All along the west side of California Avenue SW as it climbs the shoulder of Gatewood Hill, south of the Morgan Junction urban village, er, business/residential district, the old warbox houses are making way for three-(or so)story reworks. None, though, is quite as mystifying as this one. Price tag: almost a million bucks. OK, we get that, for a view house, but this one is in a spot where sightproofing seems as necessary as soundproofing. It’s a corner lot directly across one street from a busy church and school, and across California from the church annex, including more play space for the kids. To boot, the lot is right at the start of the California climb, right about where buses (and many other vehicles) start to gun their engines to make it up the incline.
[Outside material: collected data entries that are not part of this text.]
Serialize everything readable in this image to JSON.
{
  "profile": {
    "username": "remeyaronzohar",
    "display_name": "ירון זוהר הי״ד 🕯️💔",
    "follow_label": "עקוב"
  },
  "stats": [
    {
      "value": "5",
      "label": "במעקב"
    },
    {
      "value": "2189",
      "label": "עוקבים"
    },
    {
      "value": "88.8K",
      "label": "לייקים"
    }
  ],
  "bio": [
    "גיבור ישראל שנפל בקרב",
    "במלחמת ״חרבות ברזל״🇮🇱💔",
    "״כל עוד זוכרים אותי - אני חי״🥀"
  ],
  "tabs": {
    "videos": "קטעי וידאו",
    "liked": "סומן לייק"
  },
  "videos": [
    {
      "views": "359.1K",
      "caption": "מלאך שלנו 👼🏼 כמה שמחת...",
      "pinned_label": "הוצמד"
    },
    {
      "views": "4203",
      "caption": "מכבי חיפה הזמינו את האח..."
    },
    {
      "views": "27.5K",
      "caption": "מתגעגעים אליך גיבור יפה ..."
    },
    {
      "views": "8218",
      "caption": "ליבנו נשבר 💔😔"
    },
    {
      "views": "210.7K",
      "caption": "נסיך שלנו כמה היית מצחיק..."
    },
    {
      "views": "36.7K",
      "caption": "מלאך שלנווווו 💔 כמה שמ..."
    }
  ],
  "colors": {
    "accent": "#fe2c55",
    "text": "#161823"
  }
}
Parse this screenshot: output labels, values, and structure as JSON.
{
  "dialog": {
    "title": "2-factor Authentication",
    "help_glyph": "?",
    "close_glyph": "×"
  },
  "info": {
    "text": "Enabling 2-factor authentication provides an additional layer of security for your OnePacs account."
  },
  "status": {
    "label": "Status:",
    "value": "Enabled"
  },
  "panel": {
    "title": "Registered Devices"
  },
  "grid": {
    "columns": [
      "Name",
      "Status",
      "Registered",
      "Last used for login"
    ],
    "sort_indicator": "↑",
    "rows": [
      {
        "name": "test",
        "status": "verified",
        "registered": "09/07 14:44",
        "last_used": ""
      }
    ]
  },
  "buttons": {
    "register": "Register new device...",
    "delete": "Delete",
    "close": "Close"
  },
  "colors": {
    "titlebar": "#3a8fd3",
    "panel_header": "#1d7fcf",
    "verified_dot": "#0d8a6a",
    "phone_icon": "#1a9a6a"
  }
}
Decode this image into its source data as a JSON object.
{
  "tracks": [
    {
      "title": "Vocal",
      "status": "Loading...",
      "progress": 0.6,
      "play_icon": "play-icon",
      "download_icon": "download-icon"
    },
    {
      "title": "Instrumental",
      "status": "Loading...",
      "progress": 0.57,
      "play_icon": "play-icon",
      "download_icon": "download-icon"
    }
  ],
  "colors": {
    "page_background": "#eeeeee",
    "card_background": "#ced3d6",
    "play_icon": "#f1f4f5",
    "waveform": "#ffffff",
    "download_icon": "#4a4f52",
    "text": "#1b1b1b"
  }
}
We repeat — a million bucks?
Not far from Lincoln Park, housing developers have ripped out a phenomenal amount of greenery in the past few years, turning hillsides into homesites. The watershed is gone; the trees and bushes for urban wildlife, all gone. Today, one of these projects has turned up in the P-I. A developer whines that it hasn’t been particularly profitable, while also claiming he and investors launched the project with these questions: “What’s the best use of the land? What can we do that impacts the site the least?”
The article doesn’t even nod to the possibility that the answers might have been, leave it alone.